The market is in what is usually its favourable season of November to May, when it typically makes most of its gains each year. But it hasn’t been that way so far.
Among other worries, analysts are concerned that the market’s consistent annual seasonality of “Sell in May and Go Away (until November 1)” has failed to work over the last two months. The market topped out on schedule in late April and was down 16% by July. This fall it began what is historically the worst three-month period of the year, August, September and October, with a big decline in August, which was the worst August in years. But then, usually negative September and October turned out to be just about the most positive two months of the year.
So can we be sure November, December, and January will follow their historical pattern of usually being the most positive months of the year? Or was the weakness that normally takes place in September and October postponed to November and December? November hasn’t started out well, with the S&P 500 down roughly 3% over the last two weeks.
So, analysts are watching potential support and resistance levels.
For instance, two weeks ago the S&P 500 had rallied all the way back to the level it reached at its April top. It has now pulled back from that potential resistance level, and in the process it broke below the previous support at its 21-day moving average for the first time since the rally began in early September.
The question is whether it can break back up through the resistance at that moving average and establish it as support again, or if the moving average will now become overhead resistance that prevents the market from making further progress.
Interesting enough, the market experienced a big triple-digit rally on Thursday that carried the S&P 500, Dow, and Nasdaq back up almost to their 21-day moving averages in one day. But the rally stopped just short of those resistance levels. So the question is still out there.

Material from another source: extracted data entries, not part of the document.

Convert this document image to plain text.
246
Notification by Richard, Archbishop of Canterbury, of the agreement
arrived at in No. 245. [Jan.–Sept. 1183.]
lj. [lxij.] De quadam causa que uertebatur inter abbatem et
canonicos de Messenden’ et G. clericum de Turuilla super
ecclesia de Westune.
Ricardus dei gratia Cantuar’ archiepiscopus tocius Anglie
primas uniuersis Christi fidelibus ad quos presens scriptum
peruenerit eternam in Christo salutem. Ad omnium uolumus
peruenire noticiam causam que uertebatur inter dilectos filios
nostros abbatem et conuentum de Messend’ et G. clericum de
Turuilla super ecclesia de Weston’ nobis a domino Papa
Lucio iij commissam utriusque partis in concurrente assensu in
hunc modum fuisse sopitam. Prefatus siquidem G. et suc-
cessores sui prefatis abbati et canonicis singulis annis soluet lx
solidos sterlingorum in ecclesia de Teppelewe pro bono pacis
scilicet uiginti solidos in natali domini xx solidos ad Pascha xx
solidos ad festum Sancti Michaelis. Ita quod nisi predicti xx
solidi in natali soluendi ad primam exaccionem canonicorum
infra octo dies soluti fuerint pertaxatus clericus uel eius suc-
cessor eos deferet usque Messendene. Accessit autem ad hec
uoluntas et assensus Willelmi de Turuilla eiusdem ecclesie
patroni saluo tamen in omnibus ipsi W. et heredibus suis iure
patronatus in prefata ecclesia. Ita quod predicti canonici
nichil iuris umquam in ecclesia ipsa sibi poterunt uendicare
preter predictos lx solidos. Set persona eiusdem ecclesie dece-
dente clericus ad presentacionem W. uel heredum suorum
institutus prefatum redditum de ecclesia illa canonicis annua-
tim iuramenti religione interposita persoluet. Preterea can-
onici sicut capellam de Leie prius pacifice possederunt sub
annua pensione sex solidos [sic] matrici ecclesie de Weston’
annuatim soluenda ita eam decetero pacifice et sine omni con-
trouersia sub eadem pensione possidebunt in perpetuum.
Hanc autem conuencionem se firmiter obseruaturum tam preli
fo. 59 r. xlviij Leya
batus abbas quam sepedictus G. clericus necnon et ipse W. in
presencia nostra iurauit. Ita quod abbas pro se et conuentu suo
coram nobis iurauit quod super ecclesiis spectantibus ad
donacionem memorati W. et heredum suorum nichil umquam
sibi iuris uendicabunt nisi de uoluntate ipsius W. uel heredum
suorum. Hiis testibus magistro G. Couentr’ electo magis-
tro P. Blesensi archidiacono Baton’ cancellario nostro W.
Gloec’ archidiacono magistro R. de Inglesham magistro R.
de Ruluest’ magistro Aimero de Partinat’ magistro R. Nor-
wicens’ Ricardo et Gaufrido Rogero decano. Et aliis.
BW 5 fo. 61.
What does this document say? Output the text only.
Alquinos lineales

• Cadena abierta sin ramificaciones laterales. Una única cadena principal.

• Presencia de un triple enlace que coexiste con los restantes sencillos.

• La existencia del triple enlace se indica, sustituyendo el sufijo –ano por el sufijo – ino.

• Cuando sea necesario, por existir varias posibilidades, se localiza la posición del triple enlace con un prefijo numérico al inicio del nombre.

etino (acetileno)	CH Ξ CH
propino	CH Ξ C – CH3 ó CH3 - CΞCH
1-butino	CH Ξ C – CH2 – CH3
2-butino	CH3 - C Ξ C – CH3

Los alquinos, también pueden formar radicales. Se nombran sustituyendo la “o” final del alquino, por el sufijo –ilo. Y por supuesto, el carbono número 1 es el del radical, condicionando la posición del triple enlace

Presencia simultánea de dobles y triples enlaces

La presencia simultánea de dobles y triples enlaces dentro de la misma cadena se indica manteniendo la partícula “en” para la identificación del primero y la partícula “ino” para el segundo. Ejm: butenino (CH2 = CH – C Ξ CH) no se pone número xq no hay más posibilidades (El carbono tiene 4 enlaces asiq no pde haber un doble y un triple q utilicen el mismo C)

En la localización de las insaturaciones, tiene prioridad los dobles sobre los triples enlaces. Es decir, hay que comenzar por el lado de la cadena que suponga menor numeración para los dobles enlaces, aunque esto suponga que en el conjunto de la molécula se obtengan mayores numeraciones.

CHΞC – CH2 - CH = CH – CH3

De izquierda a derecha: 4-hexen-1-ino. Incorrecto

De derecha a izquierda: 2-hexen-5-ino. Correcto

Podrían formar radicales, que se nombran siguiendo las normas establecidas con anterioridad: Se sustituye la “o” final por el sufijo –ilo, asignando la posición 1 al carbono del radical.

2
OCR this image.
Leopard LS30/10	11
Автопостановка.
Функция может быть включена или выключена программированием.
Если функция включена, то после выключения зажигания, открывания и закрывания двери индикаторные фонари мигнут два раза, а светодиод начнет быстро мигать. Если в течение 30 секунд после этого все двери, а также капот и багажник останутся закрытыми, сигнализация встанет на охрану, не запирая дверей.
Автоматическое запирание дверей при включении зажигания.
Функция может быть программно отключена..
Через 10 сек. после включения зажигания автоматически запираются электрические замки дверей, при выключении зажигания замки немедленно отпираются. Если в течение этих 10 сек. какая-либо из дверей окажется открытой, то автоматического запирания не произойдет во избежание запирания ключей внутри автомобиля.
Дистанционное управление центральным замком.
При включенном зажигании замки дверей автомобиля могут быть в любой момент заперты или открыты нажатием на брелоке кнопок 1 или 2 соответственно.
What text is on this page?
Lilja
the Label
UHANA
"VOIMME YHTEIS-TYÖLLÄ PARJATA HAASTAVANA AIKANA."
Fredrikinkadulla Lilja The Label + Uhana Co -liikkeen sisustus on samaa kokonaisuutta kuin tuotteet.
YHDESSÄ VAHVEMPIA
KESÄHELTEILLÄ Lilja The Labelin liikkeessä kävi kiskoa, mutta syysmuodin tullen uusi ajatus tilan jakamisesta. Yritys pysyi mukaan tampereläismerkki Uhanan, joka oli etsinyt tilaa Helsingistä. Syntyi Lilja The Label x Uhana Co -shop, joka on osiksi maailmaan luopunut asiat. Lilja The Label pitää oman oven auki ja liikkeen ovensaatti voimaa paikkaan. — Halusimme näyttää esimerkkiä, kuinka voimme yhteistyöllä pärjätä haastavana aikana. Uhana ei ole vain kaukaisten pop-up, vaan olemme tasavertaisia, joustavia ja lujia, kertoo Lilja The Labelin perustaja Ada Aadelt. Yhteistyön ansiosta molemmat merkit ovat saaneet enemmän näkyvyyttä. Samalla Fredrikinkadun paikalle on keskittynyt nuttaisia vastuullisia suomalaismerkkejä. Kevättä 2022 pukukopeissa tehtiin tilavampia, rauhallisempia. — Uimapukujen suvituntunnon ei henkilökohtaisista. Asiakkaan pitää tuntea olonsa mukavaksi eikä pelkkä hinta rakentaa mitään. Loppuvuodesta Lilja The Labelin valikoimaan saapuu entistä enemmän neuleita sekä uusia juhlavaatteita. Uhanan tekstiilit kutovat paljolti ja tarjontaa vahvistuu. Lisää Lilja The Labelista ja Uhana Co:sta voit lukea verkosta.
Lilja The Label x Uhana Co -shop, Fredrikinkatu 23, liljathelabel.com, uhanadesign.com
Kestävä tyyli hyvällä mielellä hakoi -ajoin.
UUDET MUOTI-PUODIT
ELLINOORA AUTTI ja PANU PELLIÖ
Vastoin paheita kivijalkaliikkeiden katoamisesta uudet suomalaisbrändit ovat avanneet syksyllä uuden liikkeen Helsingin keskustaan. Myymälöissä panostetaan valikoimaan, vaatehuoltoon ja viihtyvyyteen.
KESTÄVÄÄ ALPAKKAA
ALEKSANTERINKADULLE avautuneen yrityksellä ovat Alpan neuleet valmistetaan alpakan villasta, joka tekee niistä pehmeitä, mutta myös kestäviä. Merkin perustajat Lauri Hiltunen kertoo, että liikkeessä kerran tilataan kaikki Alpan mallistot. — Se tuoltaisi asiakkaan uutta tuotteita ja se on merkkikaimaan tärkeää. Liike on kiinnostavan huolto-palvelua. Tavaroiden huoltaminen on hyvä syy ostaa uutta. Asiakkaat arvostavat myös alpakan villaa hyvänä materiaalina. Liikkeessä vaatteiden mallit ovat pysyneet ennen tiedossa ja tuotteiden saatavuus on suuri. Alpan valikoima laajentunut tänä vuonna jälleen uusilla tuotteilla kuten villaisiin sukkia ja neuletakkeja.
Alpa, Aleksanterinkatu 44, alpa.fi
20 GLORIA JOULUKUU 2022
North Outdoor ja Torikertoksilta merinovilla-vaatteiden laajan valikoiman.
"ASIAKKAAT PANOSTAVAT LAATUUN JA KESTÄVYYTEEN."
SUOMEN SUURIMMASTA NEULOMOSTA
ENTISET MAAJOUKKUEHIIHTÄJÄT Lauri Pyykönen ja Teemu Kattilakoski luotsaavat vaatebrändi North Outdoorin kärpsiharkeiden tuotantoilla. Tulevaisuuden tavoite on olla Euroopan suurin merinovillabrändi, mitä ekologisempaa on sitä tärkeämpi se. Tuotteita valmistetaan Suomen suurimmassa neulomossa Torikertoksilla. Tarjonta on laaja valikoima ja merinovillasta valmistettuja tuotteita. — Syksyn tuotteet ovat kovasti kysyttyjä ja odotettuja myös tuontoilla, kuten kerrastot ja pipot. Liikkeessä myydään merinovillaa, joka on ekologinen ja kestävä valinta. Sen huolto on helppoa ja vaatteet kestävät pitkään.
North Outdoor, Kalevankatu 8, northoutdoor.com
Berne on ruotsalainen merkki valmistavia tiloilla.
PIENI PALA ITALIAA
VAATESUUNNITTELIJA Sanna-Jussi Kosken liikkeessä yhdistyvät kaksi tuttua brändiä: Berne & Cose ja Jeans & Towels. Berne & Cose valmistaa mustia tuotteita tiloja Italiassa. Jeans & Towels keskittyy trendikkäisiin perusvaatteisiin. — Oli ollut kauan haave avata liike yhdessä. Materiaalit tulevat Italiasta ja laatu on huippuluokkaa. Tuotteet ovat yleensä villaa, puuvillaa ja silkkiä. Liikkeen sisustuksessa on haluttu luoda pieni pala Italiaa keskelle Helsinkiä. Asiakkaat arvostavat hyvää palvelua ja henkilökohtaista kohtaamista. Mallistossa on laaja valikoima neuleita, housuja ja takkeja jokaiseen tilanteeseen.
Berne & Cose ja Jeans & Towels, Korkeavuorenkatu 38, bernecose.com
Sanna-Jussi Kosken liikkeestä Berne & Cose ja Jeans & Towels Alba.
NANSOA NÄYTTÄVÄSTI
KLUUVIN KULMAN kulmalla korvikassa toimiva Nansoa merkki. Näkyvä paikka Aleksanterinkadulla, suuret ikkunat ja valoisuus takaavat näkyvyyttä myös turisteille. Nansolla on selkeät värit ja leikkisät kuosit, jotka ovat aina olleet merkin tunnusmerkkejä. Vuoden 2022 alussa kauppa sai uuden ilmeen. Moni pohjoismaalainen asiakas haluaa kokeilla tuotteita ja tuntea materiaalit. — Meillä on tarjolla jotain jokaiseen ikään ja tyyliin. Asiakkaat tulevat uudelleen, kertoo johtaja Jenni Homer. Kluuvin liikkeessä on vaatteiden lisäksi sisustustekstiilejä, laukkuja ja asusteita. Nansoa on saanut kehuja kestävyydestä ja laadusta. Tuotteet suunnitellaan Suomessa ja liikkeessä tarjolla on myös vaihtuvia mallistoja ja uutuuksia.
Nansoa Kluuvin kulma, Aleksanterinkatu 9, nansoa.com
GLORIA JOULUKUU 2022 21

Normally, market analysts would not be focused on such short-term considerations. But a situation is also in place that might have intermediate-term implications, thus making how the market deals with the short-term support and resistance levels more important.
SEC filings show that usually astute corporate insiders have been selling into the market strength of the last few months at a near record pace, even as investor groups that have a history of being wrong at market turning points (extremely bearish at market bottoms and extremely bullish at market tops) have taken the opposite position.
For instance, mutual funds have a history of holding high levels of cash at market bottoms and being fully invested at market tops, and they have stepped up their buying in the last two months. Bank of America/Merrill Lynch reported this week that its latest poll of large fund managers, conducted between November 5 and November 11, found their sentiment to be the most bullish since April, that they have invested just about all they can, now holding on average only 3.5% of their investors’ assets in cash reserves to meet potential redemptions, one of the lowest levels of cash on record.
The latest sentiment report by Investors Intelligence, which measures the sentiment of investment newsletters, shows 56.2% are bullish, only 20.2% bearish, the highest level of bullishness since December, 2007, which was a couple of months after the severe 2007-2009 bear market began.
And the weekly poll of its members by the American Association of Individual Investors, showed sentiment had reached 57.6% bullish last week, its highest level in a number of years, higher than just before the 2007 bull market top (54.6% bullish), higher than just before the top in January of this year (49.2%) and higher than just before the April top (48.5% bullish).
It plunged to only 40.0% bullish this week, which had some pundits saying, “Ah, that removes the risk from the investor sentiment side.”
But unfortunately that’s not how it usually works.
The market was down sharply last week and the first three days of this week. So sentiment would be expected to be less bullish this week. But once a warning level of bullishness has been reached, a return to lower levels doesn’t usually make any difference.
For instance, at the bull market top in 2007, bullishness reached 54.6% on October 11. The market had already topped out two days earlier. The next weekly reading on the AAII poll showed a drop to 41.9% bullish, and two weeks later to only 31.2% bullish. Those subsequent drops in bullishness were of no importance, the 2007-2009 bear market was underway.
Similarly, at the April top this year, the AAII poll reached its high of bullishness at 48.5% on April 15. It dropped to only 38.1% bullish the next week. But that was of no importance. The peak of bullishness had been reached. The market topped out into the April-July correction on April 23, a week after the high reading.
So, analysts are probably justified in watching to see if the market can recover and break out above the potential resistance at short-term 21-day moving averages again.
If not, and the potential top-out at the high two weeks ago remains in place, those high levels of bullish investor sentiment last week will take on more importance.